How Cold Sores Look on Darker Skin
Most descriptions of cold sores reference bright redness around the blisters, but that’s based on how they present on lighter skin. On darker skin tones, the surrounding inflammation may appear less red and closer to the skin’s natural color, or slightly darker or purplish. The blisters themselves still look white or clear because of the fluid inside, which makes them visible regardless of skin tone. The crusting and scabbing stages may also appear darker brown rather than golden-brown.
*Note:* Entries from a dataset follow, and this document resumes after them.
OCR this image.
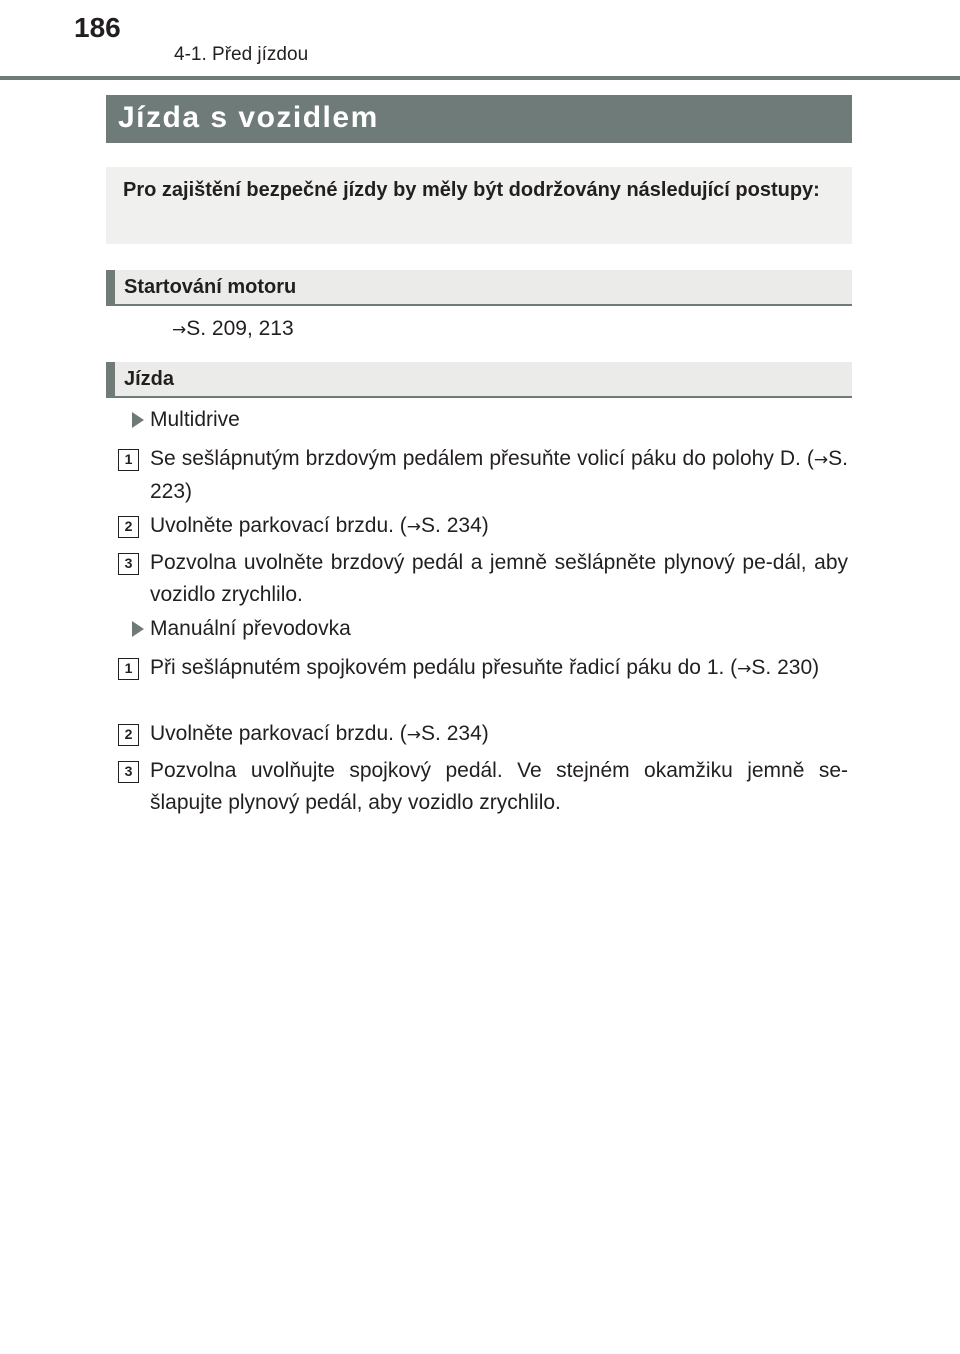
186
4-1. Před jízdou
Jízda s vozidlem

Pro zajištění bezpečné jízdy by měly být dodržovány následující postupy:

Startování motoru
→S. 209, 213
Jízda
Multidrive
1 Se sešlápnutým brzdovým pedálem přesuňte volicí páku do polohy D. (→S. 223)
2 Uvolněte parkovací brzdu. (→S. 234)
3 Pozvolna uvolněte brzdový pedál a jemně sešlápněte plynový pe-dál, aby vozidlo zrychlilo.
Manuální převodovka
1 Při sešlápnutém spojkovém pedálu přesuňte řadicí páku do 1. (→S. 230)
2 Uvolněte parkovací brzdu. (→S. 234)
3 Pozvolna uvolňujte spojkový pedál. Ve stejném okamžiku jemně se-šlapujte plynový pedál, aby vozidlo zrychlilo.
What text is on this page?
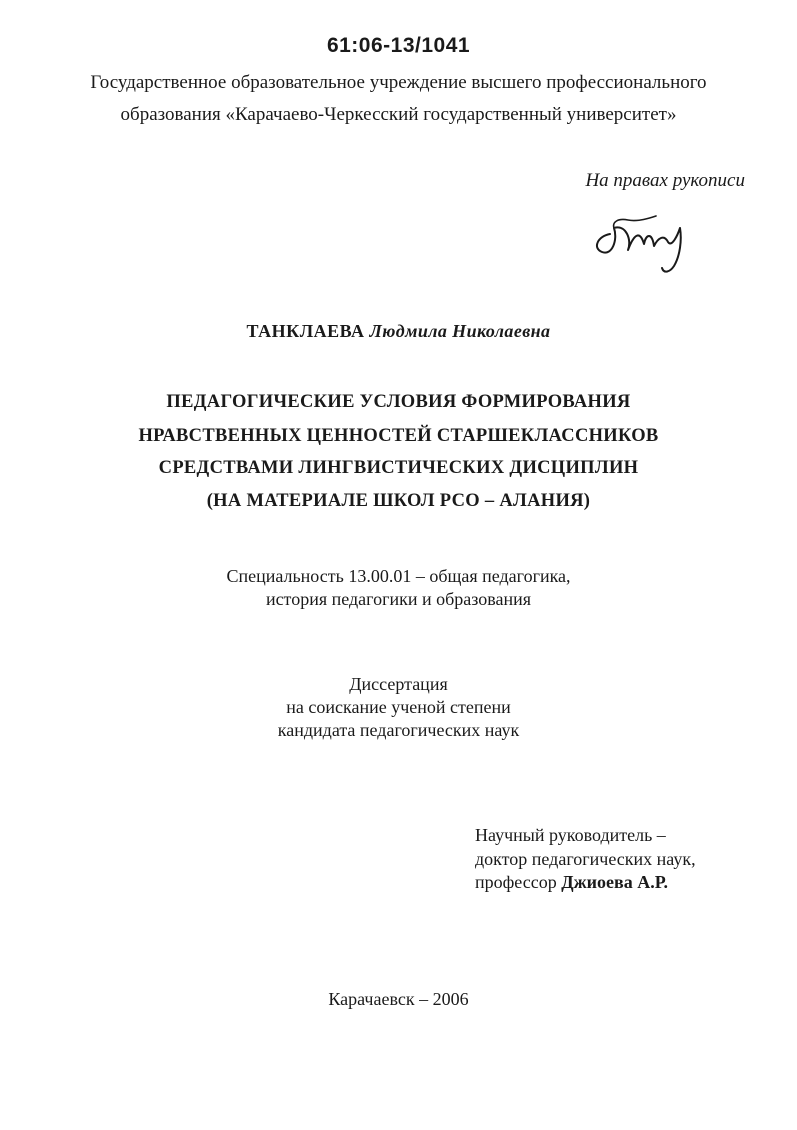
61:06-13/1041
Государственное образовательное учреждение высшего профессионального
образования «Карачаево-Черкесский государственный университет»
На правах рукописи
ТАНКЛАЕВА Людмила Николаевна
ПЕДАГОГИЧЕСКИЕ УСЛОВИЯ ФОРМИРОВАНИЯ
НРАВСТВЕННЫХ ЦЕННОСТЕЙ СТАРШЕКЛАССНИКОВ
СРЕДСТВАМИ ЛИНГВИСТИЧЕСКИХ ДИСЦИПЛИН
(НА МАТЕРИАЛЕ ШКОЛ РСО – АЛАНИЯ)
Специальность 13.00.01 – общая педагогика,
история педагогики и образования
Диссертация
на соискание ученой степени
кандидата педагогических наук
Научный руководитель –
доктор педагогических наук,
профессор Джиоева А.Р.
Карачаевск – 2006
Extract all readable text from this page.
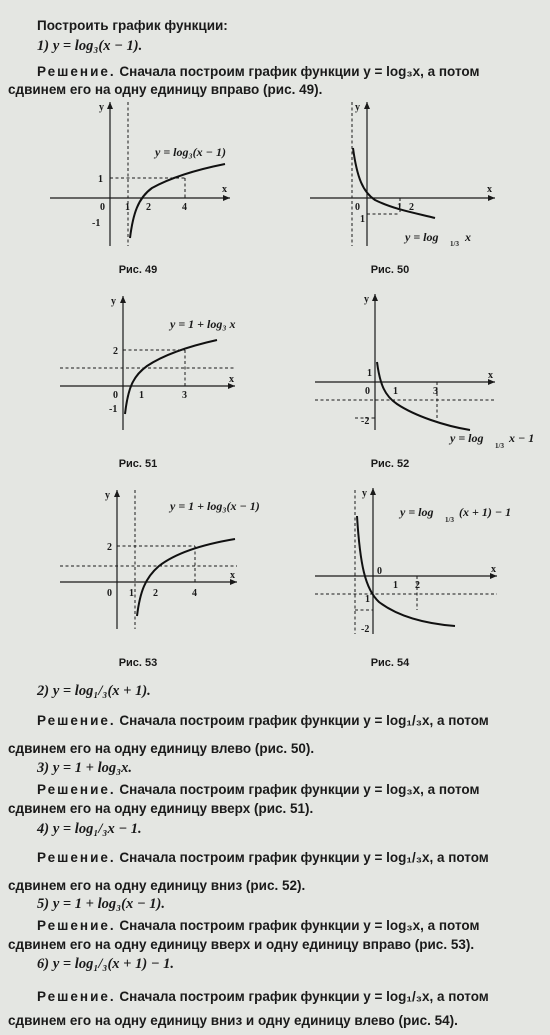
Построить график функции:
1) y = log₃(x − 1).
Решение. Сначала построим график функции y = log₃x, а потом
сдвинем его на одну единицу вправо (рис. 49).
x
y
0 1 2	4
1
-1
y = log₃(x − 1)
Рис. 49
x
y
0	1 2
1
y = log 1/3 x
Рис. 50
x
y
0 1	3
2
-1
y = 1 + log₃ x
Рис. 51
x
y
0 1	3
1
-2
y = log
1/3
x − 1
Рис. 52
x
y
0 1 2	4
2
y = 1 + log₃(x − 1)
Рис. 53
x
y
0
1 2
1
-2
y = log
1/3
(x + 1) − 1
Рис. 54
2) y = log₁/₃(x + 1).
Решение. Сначала построим график функции y = log₁/₃x, а потом
сдвинем его на одну единицу влево (рис. 50).
3) y = 1 + log₃x.
Решение. Сначала построим график функции y = log₃x, а потом
сдвинем его на одну единицу вверх (рис. 51).
4) y = log₁/₃x − 1.
Решение. Сначала построим график функции y = log₁/₃x, а потом
сдвинем его на одну единицу вниз (рис. 52).
5) y = 1 + log₃(x − 1).
Решение. Сначала построим график функции y = log₃x, а потом
сдвинем его на одну единицу вверх и одну единицу вправо (рис. 53).
6) y = log₁/₃(x + 1) − 1.
Решение. Сначала построим график функции y = log₁/₃x, а потом
сдвинем его на одну единицу вниз и одну единицу влево (рис. 54).
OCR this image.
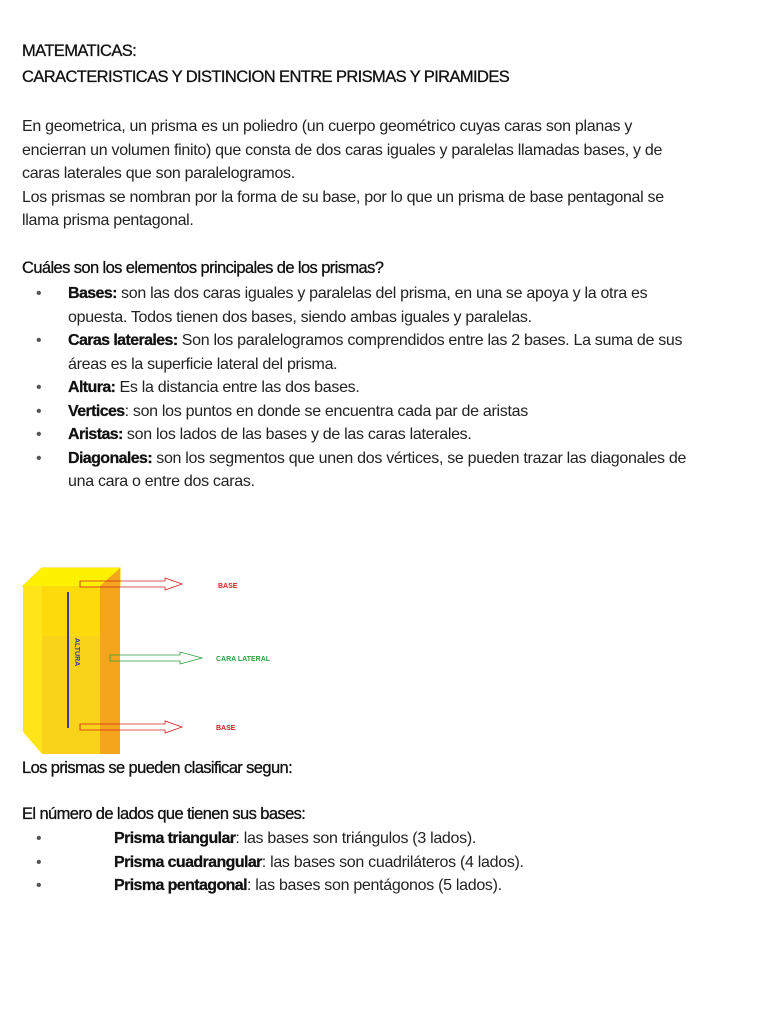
MATEMATICAS:
CARACTERISTICAS Y DISTINCION ENTRE PRISMAS Y PIRAMIDES
En geometrica, un prisma es un poliedro (un cuerpo geométrico cuyas caras son planas y
encierran un volumen finito) que consta de dos caras iguales y paralelas llamadas bases, y de
caras laterales que son paralelogramos.
Los prismas se nombran por la forma de su base, por lo que un prisma de base pentagonal se
llama prisma pentagonal.
Cuáles son los elementos principales de los prismas?
• Bases: son las dos caras iguales y paralelas del prisma, en una se apoya y la otra es
opuesta. Todos tienen dos bases, siendo ambas iguales y paralelas.
• Caras laterales: Son los paralelogramos comprendidos entre las 2 bases. La suma de sus
áreas es la superficie lateral del prisma.
• Altura: Es la distancia entre las dos bases.
• Vertices: son los puntos en donde se encuentra cada par de aristas
• Aristas: son los lados de las bases y de las caras laterales.
• Diagonales: son los segmentos que unen dos vértices, se pueden trazar las diagonales de
una cara o entre dos caras.
ALTURA
BASE
CARA LATERAL
BASE
Los prismas se pueden clasificar segun:
El número de lados que tienen sus bases:
•	Prisma triangular: las bases son triángulos (3 lados).
•	Prisma cuadrangular: las bases son cuadriláteros (4 lados).
•	Prisma pentagonal: las bases son pentágonos (5 lados).
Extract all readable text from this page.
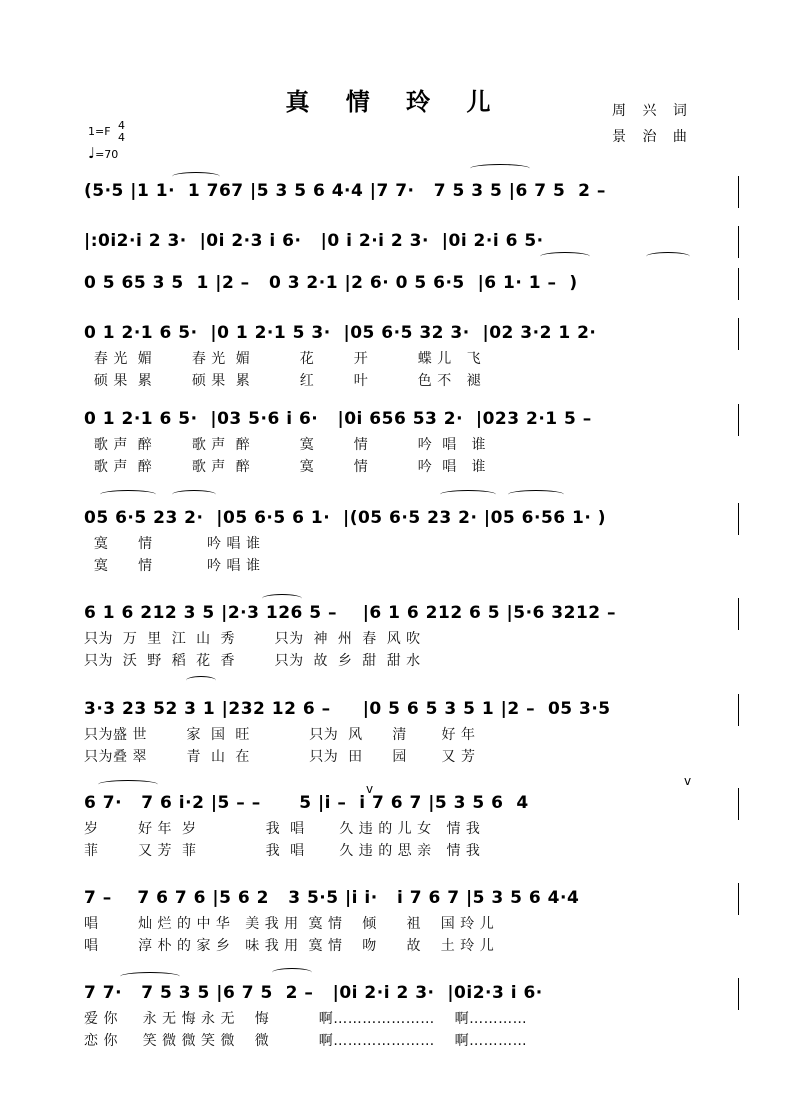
真 情 玲 儿	周 兴 词
景 治 曲
1=F 4
4
♩=70
(5·5 |1 1·  1 767 |5 3 5 6 4·4 |7 7·   7 5 3 5 |6 7 5  2 –
|:0i2·i 2 3·  |0i 2·3 i 6·   |0 i 2·i 2 3·  |0i 2·i 6 5·
0 5 65 3 5  1 |2 –   0 3 2·1 |2 6· 0 5 6·5  |6 1· 1 –  )
0 1 2·1 6 5·  |0 1 2·1 5 3·  |05 6·5 32 3·  |02 3·2 1 2·
春 光  媚        春 光  媚          花        开          蝶 儿   飞
硕 果  累        硕 果  累          红        叶          色 不   褪
0 1 2·1 6 5·  |03 5·6 i 6·   |0i 656 53 2·  |023 2·1 5 –
歌 声  醉        歌 声  醉          寞        情          吟  唱   谁
歌 声  醉        歌 声  醉          寞        情          吟  唱   谁
05 6·5 23 2·  |05 6·5 6 1·  |(05 6·5 23 2· |05 6·56 1· )
寞      情           吟 唱 谁
寞      情           吟 唱 谁
6 1 6 212 3 5 |2·3 126 5 –    |6 1 6 212 6 5 |5·6 3212 –
只为  万  里  江  山  秀        只为  神  州  春  风 吹
只为  沃  野  稻  花  香        只为  故  乡  甜  甜 水
3·3 23 52 3 1 |232 12 6 –     |0 5 6 5 3 5 1 |2 –  05 3·5
只为盛 世        家  国  旺            只为  风      清       好 年
只为叠 翠        青  山  在            只为  田      园       又 芳
6 7·   7 6 i·2 |5 – –      5 |i –  i 7 6 7 |5 3 5 6  4
岁        好 年  岁              我  唱       久 违 的 儿 女   情 我
菲        又 芳  菲              我  唱       久 违 的 思 亲   情 我
7 –    7 6 7 6 |5 6 2   3 5·5 |i i·   i 7 6 7 |5 3 5 6 4·4
唱        灿 烂 的 中 华   美 我 用  寞 情    倾      祖    国 玲 儿
唱        淳 朴 的 家 乡   味 我 用  寞 情    吻      故    土 玲 儿
7 7·   7 5 3 5 |6 7 5  2 –   |0i 2·i 2 3·  |0i2·3 i 6·
爱 你     永 无 悔 永 无    悔          啊…………………    啊…………
恋 你     笑 微 微 笑 微    微          啊…………………    啊…………
v
v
Signs of a Bacterial Infection
A normal cold sore crust looks golden-brown and gradually flakes off. But if bacteria get into the open sore during the weeping stage, the appearance can change. Watch for sores that leak pus instead of clear fluid, or crusts that look unusually thick and honey-colored. The surrounding skin may become increasingly red, swollen, or warm. This kind of secondary infection, called impetigo, produces itchy sores with a distinctive honey-colored crust that looks different from a standard cold sore scab. If your cold sore seems to be spreading, getting more painful after the first few days, or developing that thick yellowish crust, it may need treatment beyond what a typical cold sore requires.
The Earliest Warning Signs
Because cold sores change so much over their lifespan, catching one early makes a real difference. The tingling, burning, or numb sensation that shows up before any blister is visible is your best window for treatment. Many people who get recurring cold sores learn to recognize this feeling in a specific spot on their lip or face. If you’ve had cold sores before, that familiar tingle in the same location is a reliable signal that a new outbreak is starting, even when there’s nothing visible yet.